La principale particularité de cette affaire est que le Tribunal Suprême a rejeté le recours après avoir procédé à une requalification de la dernière demande adressée au Ministre d’Etat par M. L… En effet, ce dernier sollicitait la possibilité de revenir en Principauté pour des activités familiales et professionnelles, sans autre précision et en particulier sans précision de date ou de durée. Les motifs généraux ainsi invoqués montraient donc que M. L… demandait en réalité non pas une suspension temporaire mais l’abrogation pure et simple du refoulement de 1998.

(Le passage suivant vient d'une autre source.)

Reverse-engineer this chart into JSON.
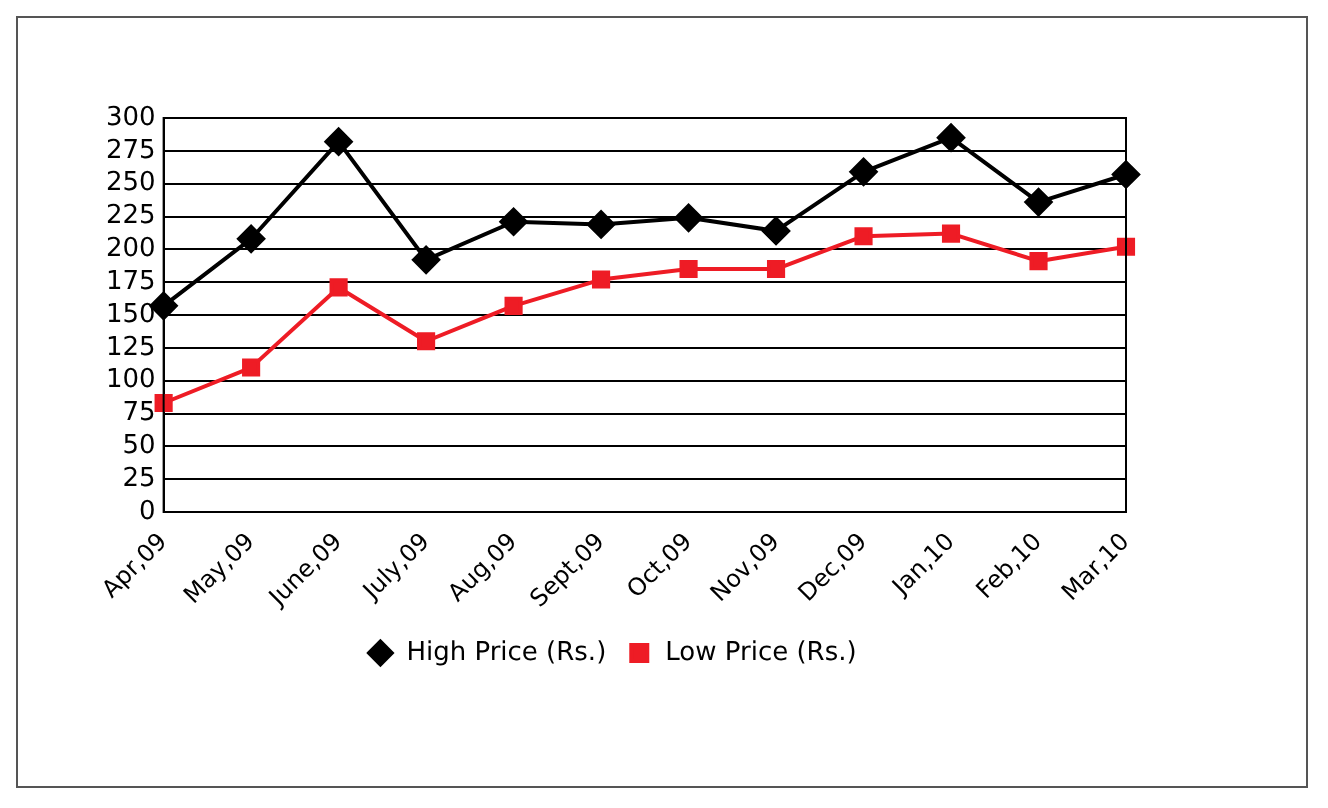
{
  "chart_data": {
    "type": "line",
    "categories": [
      "Apr,09",
      "May,09",
      "June,09",
      "July,09",
      "Aug,09",
      "Sept,09",
      "Oct,09",
      "Nov,09",
      "Dec,09",
      "Jan,10",
      "Feb,10",
      "Mar,10"
    ],
    "series": [
      {
        "name": "High Price (Rs.)",
        "color": "#000000",
        "marker": "diamond",
        "values": [
          157,
          208,
          282,
          192,
          221,
          219,
          224,
          214,
          259,
          285,
          236,
          257
        ]
      },
      {
        "name": "Low Price (Rs.)",
        "color": "#ee1c25",
        "marker": "square",
        "values": [
          83,
          110,
          171,
          130,
          157,
          177,
          185,
          185,
          210,
          212,
          191,
          202
        ]
      }
    ],
    "ylim": [
      0,
      300
    ],
    "yticks": [
      0,
      25,
      50,
      75,
      100,
      125,
      150,
      175,
      200,
      225,
      250,
      275,
      300
    ],
    "grid": "y",
    "legend": "bottom",
    "line_style": "solid"
  }
}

En conséquence, dans l’appréciation de la légalité de la décision de refus du Ministre d’Etat, le Tribunal Suprême n’a fait qu’appliquer sa jurisprudence habituelle en matière d’abrogation d’un refoulement : il appartient à l’étranger qui souhaite pouvoir revenir en Principauté de démontrer l’apparition d’éléments nouveaux de nature à justifier une appréciation différente de la situation qui avait motivé le refoulement et, par conséquent, à conduire le Ministre d’Etat à reconsidérer cette mesure. Il en résulte par ailleurs que, au regard de la loi de 2006 qui impose la motivation de certaines décisions administratives, notamment en matière de police des étrangers, la seule constatation, par le Ministre d’Etat, de l’absence de tels éléments nouveaux dans la demande constitue une motivation suffisante d’un refus d’abrogation.
En l’espèce, comme le lui avait indiqué par écrit le Ministre d’Etat dans la décision contestée par M. L…, celui-ci n’avait fait état d’aucun élément nouveau depuis le dernier refus qui lui avait été opposé en juin 2015, de sorte que son recours ne pouvait qu’être rejeté par le Tribunal Suprême.